第876話、世界樹の下で


 まさに町だ。


 折れた世界樹の中、その先にあったのは謎の金属に覆われた構造体、その内側である。暗くてよく見えないのだが、ビル型の構造物が乱立する様は都市であり、俺は、どこか昔見たコロニーとか宇宙都市を連想した。


 これが魔法文明? 機械文明の間違いじゃないのか? しつこいが、暗くて見にくいせいだが、近代的都市のように感じてしまう。


 夜間視力用の魔法を使おうかと思ったが、のちのちのために温存。俺もこの世界で魔法を覚えてから、無意識に魔法を使うようになっていたから、意識しないと、気づいていたら使ってしまいそうになるんだ……。


 エアブーツの使用も控える。高所から降りたり、次の建物へ飛ぶ時は、シェイプシフターの分身体にグライダーになってもらったり、天使の羽根よろしく背中につけて滑空する。

 サキリスがシェイプシフターウィングを展開して飛行しながら、周囲を警戒する。照明の魔法を放ったが、光量は弱めになってしまうようだった。


「あまり無理するなよ!」

「承知しています、ご主人様!」


 そんな中、リーレと橿原、ベルさんは平然と、人間離れした跳躍でそれらを移動していく。リーレやベルさんはともかく、元の世界で異形狩りをしていたという橿原は、魔法とは別に常人離れした身体能力を持っている。かつてはビルの屋上から別のビルの屋上へジャンプしたこともあったらしい。


「アーリィー、ああいうのは真似したら駄目だぞ。皆やってるからってつられると、たぶん足の骨折るとか、下手したら死ぬから」

「うん。絶対やらない」


 でも、シェイプシフター兵らも、そのあたり軽々と高所から着地して平然としている。だからつい錯覚しそうになる。高いところから飛んでも大丈夫、みたいなふうに。


 何人かのシェイプシフター兵に都市を探索させつつ、俺たちは先へと向かう。巨大な壁がそびえるが、出入り口のようなゲートがいくつかある。


 これまで人どころか、鼠の一匹の気配すら感じなかった。静寂の世界。聞こえるのは、バトルゴーレムたちの稼働音と、俺たちの足音。

 ここから先には何があるか……。


「幽霊とか出ないのかな?」


 アーリィーの呟きに、橿原がにこにこと返した。


「出そうな雰囲気ですけどね」


 どこか楽しそうな橿原である。幽霊とか平気な娘なのかな?


「でも、そういう邪なものは感じないですよね」

「トモミってさ、そういうのに敏感な人?」

「いや霊感は特に。でも化け物は慣れているので、怖さはあまり」

「ほんと、トモミって肝がすわってるよな」


 リーレが愉快げに笑った。


「パッと見は、大人しそうで、すぐビビりそうなのに、平然とブン殴りにかかるんだから」

「そう言われると、野蛮人みたいじゃないですか」

「案外、暴力的じゃんお前」

「……殴りますよ」


 ほらー! とか言いながらワイワイと。一方で、前哨のリアナらソニックセイバーズやシェイプシフター兵らは黙々と確認を進めていく。

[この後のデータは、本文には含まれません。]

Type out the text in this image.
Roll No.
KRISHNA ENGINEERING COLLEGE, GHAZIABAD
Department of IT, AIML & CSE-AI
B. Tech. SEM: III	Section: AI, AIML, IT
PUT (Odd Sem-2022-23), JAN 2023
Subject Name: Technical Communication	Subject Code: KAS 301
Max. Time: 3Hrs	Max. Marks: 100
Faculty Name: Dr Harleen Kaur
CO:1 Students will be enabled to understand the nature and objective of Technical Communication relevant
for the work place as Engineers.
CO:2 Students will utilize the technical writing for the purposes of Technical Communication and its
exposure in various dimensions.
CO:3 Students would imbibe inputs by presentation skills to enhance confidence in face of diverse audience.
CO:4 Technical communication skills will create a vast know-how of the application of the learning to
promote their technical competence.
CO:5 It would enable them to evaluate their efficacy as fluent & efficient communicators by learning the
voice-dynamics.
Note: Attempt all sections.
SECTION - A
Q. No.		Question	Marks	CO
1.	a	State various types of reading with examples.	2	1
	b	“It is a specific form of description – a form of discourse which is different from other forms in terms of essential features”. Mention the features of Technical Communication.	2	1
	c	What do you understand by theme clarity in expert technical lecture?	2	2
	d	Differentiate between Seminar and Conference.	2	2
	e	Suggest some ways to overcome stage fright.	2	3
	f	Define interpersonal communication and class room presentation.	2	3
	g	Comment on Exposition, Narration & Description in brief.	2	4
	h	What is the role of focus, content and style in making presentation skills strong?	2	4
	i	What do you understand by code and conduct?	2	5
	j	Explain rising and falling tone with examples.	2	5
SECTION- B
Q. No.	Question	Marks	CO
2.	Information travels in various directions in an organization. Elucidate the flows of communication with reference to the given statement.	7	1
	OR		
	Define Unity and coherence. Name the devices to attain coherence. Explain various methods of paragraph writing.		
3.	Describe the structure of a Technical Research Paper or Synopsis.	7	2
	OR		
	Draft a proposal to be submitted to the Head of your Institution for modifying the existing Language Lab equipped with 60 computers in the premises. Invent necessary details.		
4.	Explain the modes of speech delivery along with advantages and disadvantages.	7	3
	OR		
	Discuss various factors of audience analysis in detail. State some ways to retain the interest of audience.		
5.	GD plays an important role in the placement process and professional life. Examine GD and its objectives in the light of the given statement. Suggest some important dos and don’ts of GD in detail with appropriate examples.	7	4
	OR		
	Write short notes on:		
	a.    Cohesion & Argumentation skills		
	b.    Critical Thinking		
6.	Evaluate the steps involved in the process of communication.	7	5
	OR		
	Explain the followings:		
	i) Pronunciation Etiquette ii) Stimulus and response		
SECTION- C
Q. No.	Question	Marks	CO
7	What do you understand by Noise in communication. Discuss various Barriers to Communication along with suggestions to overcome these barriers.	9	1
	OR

 おっと、先頭が銃を構えたその時、それまでおしゃべりしていたリーレたちも、瞬時に臨戦態勢に入った。この切り替えの早さはさすがである。


「何だ?」


 構えたSS兵が、再び前進を始める。その先にあったものは工場と――


「戦車……?」


 多脚型メカに見える金属の塊が幾つかあった。死んだように胴体が床についているが、縦に筒状の胴体が伸びていて、脚は四本。動かなくなって相当な時間が立っており、その表面は錆や汚れで、スクラップ同然の姿をさらしている。


「魔法文明っていうより、機械文明の間違いじゃねえか?」


 ベルさんがぼやくように言う。俺は、鉄くず同然のそれに歩み寄る。


「……うーん、確かに多脚メカみたいなんだけど、テラ・フィデリティアでもアンバンサーのそれとも、線が違うんだよなぁ」


 じっくり細部を見ようと照明で照らしてみる。脚の関節とか、何となく構造はわかるんだけど、見たことない形だ。


「ねえ、ジン!」


 アーリィーが左右の壁を見上げている。……わお、多脚メカっぽいのが綺麗に並べられて、しかもそれが幾層にも置かれている。どれもボロボロなんだけど、一段に軽く百体くらいはあるみたいだ。これ段ごとに同じ数が置かれていたら、千はあるんじゃないか?


「……」

「ここ、これを作ってる工場なのかね」

「かもな」


 探索は続く。巨大な空間と構造体がいくつも存在していて、中はそれぞれ連結されていたから、進むことができた。


 エルフの里の地下構造体ですら十数キロもある。ここも同じくらい大きいのではないか。敵性の存在や魔物を警戒するものの、相変わらず生命体は皆無だった。


 だが、俺たちは次第に寒気を覚えてきた。

 ひときわ巨大な空間には、無数の浮遊船らしきものがあった。細長い三角錐の船体に、翼のような部位が艦尾から左右に伸びている。艦首には砲らしき形のものがひとつ。艦橋らしきものもある。全長は五、六十メートルほどか。


「似てるな」


 大帝国が回収した、エツィオーグたちの母船、ストレイアラ号にどこか通じるものがある。あれは大帝国の資料によれば魔法文明時代の発掘とされていたから……ここの船も、そうなのだろうな。


「なあ、オレは嫌な予感がしてきてるんだが……」

「ベルさんもかい? 俺も薄ら寒いものをおぼえているよ」


 この規模の施設。船自体はゴーレム・エスコートくらいだが、数が多すぎる。アリエス浮遊島軍港で作った艦隊を超える規模だ。施設が死んでいるから、作られたりすることはないし、ここの船も動くことはないだろうけど……。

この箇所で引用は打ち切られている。